Federal Employee ID Number
I don’t have any employees now, but if things keep going they way they have been (fingers crossed) I’m going to need at least a part-time employee soon. So I went and got myself a FEIN. It took all of 5 minutes on the IRS website.
New Jersey LLC Registration
I’m now an official LLC, and can get a business checking account! The LLC forms were a little more in-depth than the IRS forms, and a little harder to fill out. I think the hardest part was figuring out what industry I’m in. Manufacturing? Arts and entertainment? Retail? Since my plan for this year is to do mostly wholesale and not retail, I went with manufacturing. There were some sub-codes for independent artisans, so I went with that.
I plan on selling my stuff at some medium-sized retailers, some of whom use barcode scanners with their checkout. To get my stuff to work with their systems I need UPC barcodes on all my stuff, and each one has to be unique per product. I did a whole bunch of research… it’s expensive! You can register with GS1, but it ends up being abour $1000 to start, and then an extra few hundred dollars a year. I’m sure to a major manufacturer that’s nothing, but to me it’s pretty steep, so I decided to purchase barcodes for a reseller for the time being.

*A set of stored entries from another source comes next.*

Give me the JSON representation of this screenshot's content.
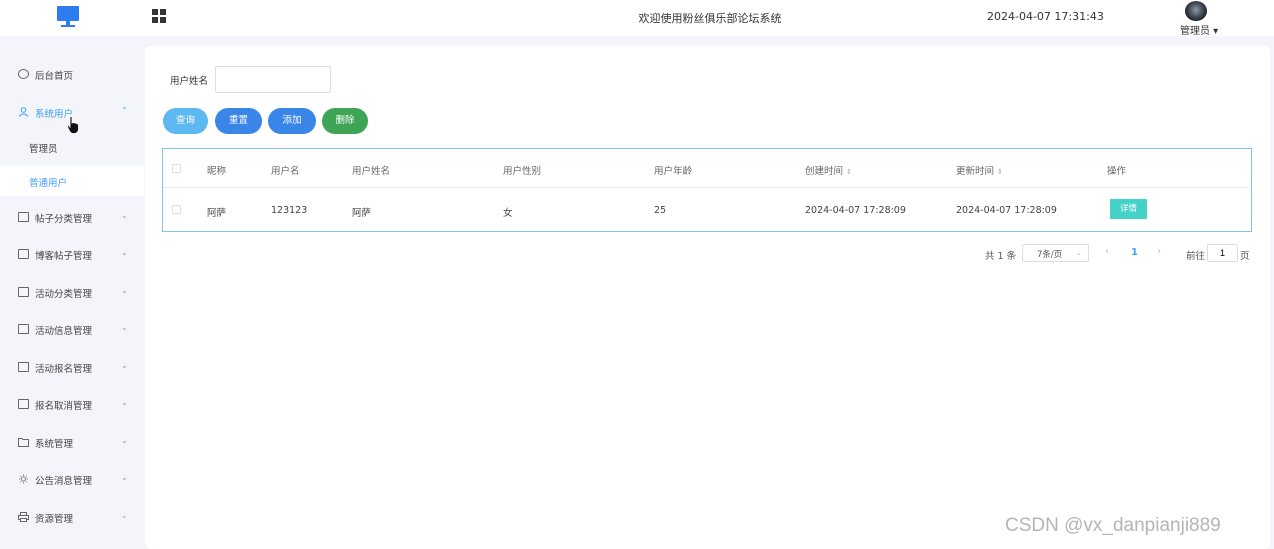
{
  "header": {
    "title": "欢迎使用粉丝俱乐部论坛系统",
    "datetime": "2024-04-07 17:31:43",
    "user": "管理员 ▾"
  },
  "sidebar": {
    "items": [
      {
        "label": "后台首页",
        "icon": "clock-icon"
      },
      {
        "label": "系统用户",
        "icon": "user-icon",
        "active": true,
        "expanded": true
      },
      {
        "label": "帖子分类管理",
        "icon": "card-icon"
      },
      {
        "label": "博客帖子管理",
        "icon": "card-icon"
      },
      {
        "label": "活动分类管理",
        "icon": "card-icon"
      },
      {
        "label": "活动信息管理",
        "icon": "card-icon"
      },
      {
        "label": "活动报名管理",
        "icon": "card-icon"
      },
      {
        "label": "报名取消管理",
        "icon": "card-icon"
      },
      {
        "label": "系统管理",
        "icon": "folder-icon"
      },
      {
        "label": "公告消息管理",
        "icon": "gear-icon"
      },
      {
        "label": "资源管理",
        "icon": "printer-icon"
      }
    ],
    "sub_items": [
      {
        "label": "管理员"
      },
      {
        "label": "普通用户",
        "active": true
      }
    ],
    "expanded_arrow": "⌃",
    "collapsed_arrow": "⌄"
  },
  "search": {
    "label": "用户姓名",
    "value": "",
    "placeholder": ""
  },
  "buttons": {
    "query": "查询",
    "reset": "重置",
    "add": "添加",
    "delete": "删除"
  },
  "table": {
    "headers": {
      "nickname": "昵称",
      "username": "用户名",
      "realname": "用户姓名",
      "gender": "用户性别",
      "age": "用户年龄",
      "created": "创建时间",
      "updated": "更新时间",
      "actions": "操作"
    },
    "sort_glyph": "⇕",
    "rows": [
      {
        "nickname": "阿萨",
        "username": "123123",
        "realname": "阿萨",
        "gender": "女",
        "age": "25",
        "created": "2024-04-07 17:28:09",
        "updated": "2024-04-07 17:28:09",
        "action_label": "详情"
      }
    ]
  },
  "pagination": {
    "total": "共 1 条",
    "page_size": "7条/页",
    "prev": "‹",
    "current": "1",
    "next": "›",
    "goto_label": "前往",
    "goto_value": "1",
    "unit": "页"
  },
  "watermark": "CSDN @vx_danpianji889",
  "colors": {
    "accent": "#409eff",
    "query_button": "#5cb8f0",
    "primary_button": "#3a86e8",
    "delete_button": "#3fa556",
    "detail_button": "#44d2c8",
    "logo": "#2d7cf0"
  }
}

There are some drawbacks to purchasing from a reseller. First off, they’re not really your barcodes. They’re someone else’s barcodes, with someone else’s prefix, and they’ve been sold to you. For smaller retailers this isn’t a big deal. If you’re planning to sell your stuff to Wal-Mart or Target, this may cause problems. You also have to do research on your reseller – there was a change in GS1’s policies and only companies who registered with GS1 before August 2002 can resell UPCs. It’s really hard to find objective information because of course all the people providing it want you to buy from them.
So far business cards have been sort of an afterthought. Usually the night before a show I’ll think “Oh shoot, business cards!” and run some off on my home printer. I finally got my act together and had some printed up not only for me but also for my sales rep, Katherine (that’s right, I have a sales rep. You’re jealous).
Overall it was a busy day. I gave my business debit card quite a workout, and my books probably will look a little sadder this month than I thought, but most of it is one-time expenses I won’t have to worry about ever again. I rewarded myself with a bike ride through Liberty State Park with Chris, and we found that the Liberty Science Center is only a 5 minute bike ride away from home! This means we can go see films in IMAX and planetarium shows whenever we want. Now Chris is cooking dinner, I’d say it was a pretty good day.